Já o terceiro exemplo dá luz ao trabalho realizado pelo Painel Brasileiro pelo Futuro do Oceano (PainelMar), que, por meio do time de Justiça Socioambiental do Programa Horizonte Oceânico Brasileiro, elaborou um mapa virtual colaborativo que reúne informações sobre as situações de injustiça socioambiental em comunidades tradicionais litorâneas. Recentemente (abril/2022), o PainelMar lançou também os resultados e os produtos do projeto “Pesca e Conflitos Socioambientais no Nordeste do Brasil”, demonstrando quais conflitos estão presentes nessa região do país.


Os exemplos listados acima compartilham a intenção de dar visibilidade às situações de conflito que afetam a vida de pescadores, pescadoras artesanais e do conjunto das comunidades tradicionais pesqueiras no Brasil e no mundo.

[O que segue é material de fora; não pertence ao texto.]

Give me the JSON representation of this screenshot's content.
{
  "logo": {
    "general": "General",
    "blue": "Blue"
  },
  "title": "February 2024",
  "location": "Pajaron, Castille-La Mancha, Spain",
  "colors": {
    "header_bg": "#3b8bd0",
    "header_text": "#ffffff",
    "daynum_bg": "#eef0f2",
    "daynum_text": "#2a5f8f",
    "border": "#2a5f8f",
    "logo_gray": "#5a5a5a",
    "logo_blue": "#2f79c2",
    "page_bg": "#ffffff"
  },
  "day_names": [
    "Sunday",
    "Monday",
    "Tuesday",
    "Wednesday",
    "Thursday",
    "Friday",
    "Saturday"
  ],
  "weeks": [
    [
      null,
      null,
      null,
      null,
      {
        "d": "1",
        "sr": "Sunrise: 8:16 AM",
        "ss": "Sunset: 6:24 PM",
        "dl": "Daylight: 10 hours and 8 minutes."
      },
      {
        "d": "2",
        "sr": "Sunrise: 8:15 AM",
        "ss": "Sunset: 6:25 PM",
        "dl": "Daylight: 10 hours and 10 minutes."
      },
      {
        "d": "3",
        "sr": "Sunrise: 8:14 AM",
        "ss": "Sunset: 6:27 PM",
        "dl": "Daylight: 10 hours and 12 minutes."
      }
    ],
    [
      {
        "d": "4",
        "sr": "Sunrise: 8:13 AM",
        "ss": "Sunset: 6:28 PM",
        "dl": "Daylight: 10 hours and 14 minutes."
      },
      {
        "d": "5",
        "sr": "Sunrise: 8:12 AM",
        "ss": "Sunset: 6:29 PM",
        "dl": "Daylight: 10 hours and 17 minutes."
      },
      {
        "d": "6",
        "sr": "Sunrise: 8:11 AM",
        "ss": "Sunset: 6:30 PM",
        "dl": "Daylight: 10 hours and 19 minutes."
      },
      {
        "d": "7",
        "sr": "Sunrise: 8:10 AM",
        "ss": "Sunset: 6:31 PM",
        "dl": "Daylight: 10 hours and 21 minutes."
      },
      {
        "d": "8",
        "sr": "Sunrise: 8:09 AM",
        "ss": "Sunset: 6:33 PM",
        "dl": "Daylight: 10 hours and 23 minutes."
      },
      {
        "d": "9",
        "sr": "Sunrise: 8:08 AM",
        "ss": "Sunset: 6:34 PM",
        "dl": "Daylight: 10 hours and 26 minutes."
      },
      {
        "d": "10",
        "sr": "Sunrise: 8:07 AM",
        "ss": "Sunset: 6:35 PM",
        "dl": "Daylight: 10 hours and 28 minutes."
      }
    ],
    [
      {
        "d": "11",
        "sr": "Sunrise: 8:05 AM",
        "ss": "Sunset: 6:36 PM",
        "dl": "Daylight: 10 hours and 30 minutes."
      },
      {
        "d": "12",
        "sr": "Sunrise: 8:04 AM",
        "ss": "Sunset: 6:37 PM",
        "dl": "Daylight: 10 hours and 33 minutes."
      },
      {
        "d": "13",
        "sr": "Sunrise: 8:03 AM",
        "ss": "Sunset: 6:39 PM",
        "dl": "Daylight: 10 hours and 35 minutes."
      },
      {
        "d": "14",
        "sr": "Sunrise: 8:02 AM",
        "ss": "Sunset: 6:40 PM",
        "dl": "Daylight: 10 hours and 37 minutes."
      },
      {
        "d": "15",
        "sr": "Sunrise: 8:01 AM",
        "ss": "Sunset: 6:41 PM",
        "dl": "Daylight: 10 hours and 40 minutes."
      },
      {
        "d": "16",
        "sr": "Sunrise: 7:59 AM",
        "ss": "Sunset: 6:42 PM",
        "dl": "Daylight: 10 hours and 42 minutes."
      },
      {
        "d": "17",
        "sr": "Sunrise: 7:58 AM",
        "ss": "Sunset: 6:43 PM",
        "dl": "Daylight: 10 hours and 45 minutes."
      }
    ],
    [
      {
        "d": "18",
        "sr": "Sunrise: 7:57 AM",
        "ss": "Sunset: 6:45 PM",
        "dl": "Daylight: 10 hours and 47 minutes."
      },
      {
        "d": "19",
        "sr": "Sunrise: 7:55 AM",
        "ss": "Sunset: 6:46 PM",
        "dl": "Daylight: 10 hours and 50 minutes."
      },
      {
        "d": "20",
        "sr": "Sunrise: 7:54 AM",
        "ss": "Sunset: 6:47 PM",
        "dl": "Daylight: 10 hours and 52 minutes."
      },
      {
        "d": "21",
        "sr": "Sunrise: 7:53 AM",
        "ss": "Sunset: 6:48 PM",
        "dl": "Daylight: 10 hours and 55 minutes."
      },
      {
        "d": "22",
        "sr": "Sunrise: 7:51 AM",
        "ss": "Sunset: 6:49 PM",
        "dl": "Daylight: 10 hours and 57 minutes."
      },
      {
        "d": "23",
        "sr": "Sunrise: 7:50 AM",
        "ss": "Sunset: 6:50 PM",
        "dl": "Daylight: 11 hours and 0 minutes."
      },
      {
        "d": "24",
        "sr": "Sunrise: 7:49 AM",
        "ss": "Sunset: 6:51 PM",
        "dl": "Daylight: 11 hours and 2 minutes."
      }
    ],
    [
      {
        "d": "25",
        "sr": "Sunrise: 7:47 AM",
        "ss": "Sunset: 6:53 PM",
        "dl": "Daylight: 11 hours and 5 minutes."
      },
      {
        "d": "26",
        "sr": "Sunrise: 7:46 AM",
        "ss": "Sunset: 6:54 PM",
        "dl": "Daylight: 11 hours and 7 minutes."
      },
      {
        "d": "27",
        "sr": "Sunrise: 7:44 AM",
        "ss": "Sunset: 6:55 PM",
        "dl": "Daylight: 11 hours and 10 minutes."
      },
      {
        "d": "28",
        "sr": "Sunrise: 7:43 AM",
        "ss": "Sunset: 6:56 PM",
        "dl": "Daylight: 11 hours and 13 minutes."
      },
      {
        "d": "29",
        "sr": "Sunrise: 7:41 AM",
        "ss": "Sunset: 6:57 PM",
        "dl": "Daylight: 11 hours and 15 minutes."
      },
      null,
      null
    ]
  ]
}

Complementar a isso, as iniciativas têm o potencial de subsidiar os diferentes setores da sociedade, em especial os grupos, movimentos e coletivos que trabalham pela manutenção e pelo fortalecimento da pesca artesanal tradicional, na construção e implementação de políticas públicas.


Da pesquisa para a ação


O mapeamento realizado pelo PactoMar, além de contar com a colaboração do Instituto Linha D’Água, também teve o envolvimento ativo das equipes de gestão das Áreas de Proteção Ambiental Marinhas do Estado de São Paulo, dos integrantes de movimentos e organizações representativas da pesca artesanal e de pesquisadores e pesquisadoras que atuam no litoral paulista.


O diagnóstico produziu um retrato atualizado (2021), já considerando os conflitos que emergiram com a pandemia da Covid-19. O trabalho se soma a um esforço permanente de diagnóstico territorial, realizado por diferentes instituições, seja no âmbito da gestão ambiental e territorial pública, seja por meio de projetos de pesquisa, extensão ou que atendam outras motivações no território (por exemplo, projetos e programas de condicionantes socioambientais derivados de processos de licenciamento ambiental).


Desta maneira, a identificação de outras situações conflituosas que possam ter surgido - e que ainda surgirão - depois desse período, poderá se dar pela apropriação social sobre as diferentes estratégias de levantamento e registro das informações conduzidas por diferentes atores sociais.


Ações futuras, tanto de aprofundamento do conhecimento sobre os conflitos identificados como de endereçamento de medidas para transformá-los também são desejadas. O potencial da rede colaborativa organizada por meio do projeto e suas ações futuras têm a oportunidade de demonstrar à sociedade preocupada com a pesca artesanal do litoral paulista que pesquisa e ação são, na verdade, uma coisa só: pesquisa-ação.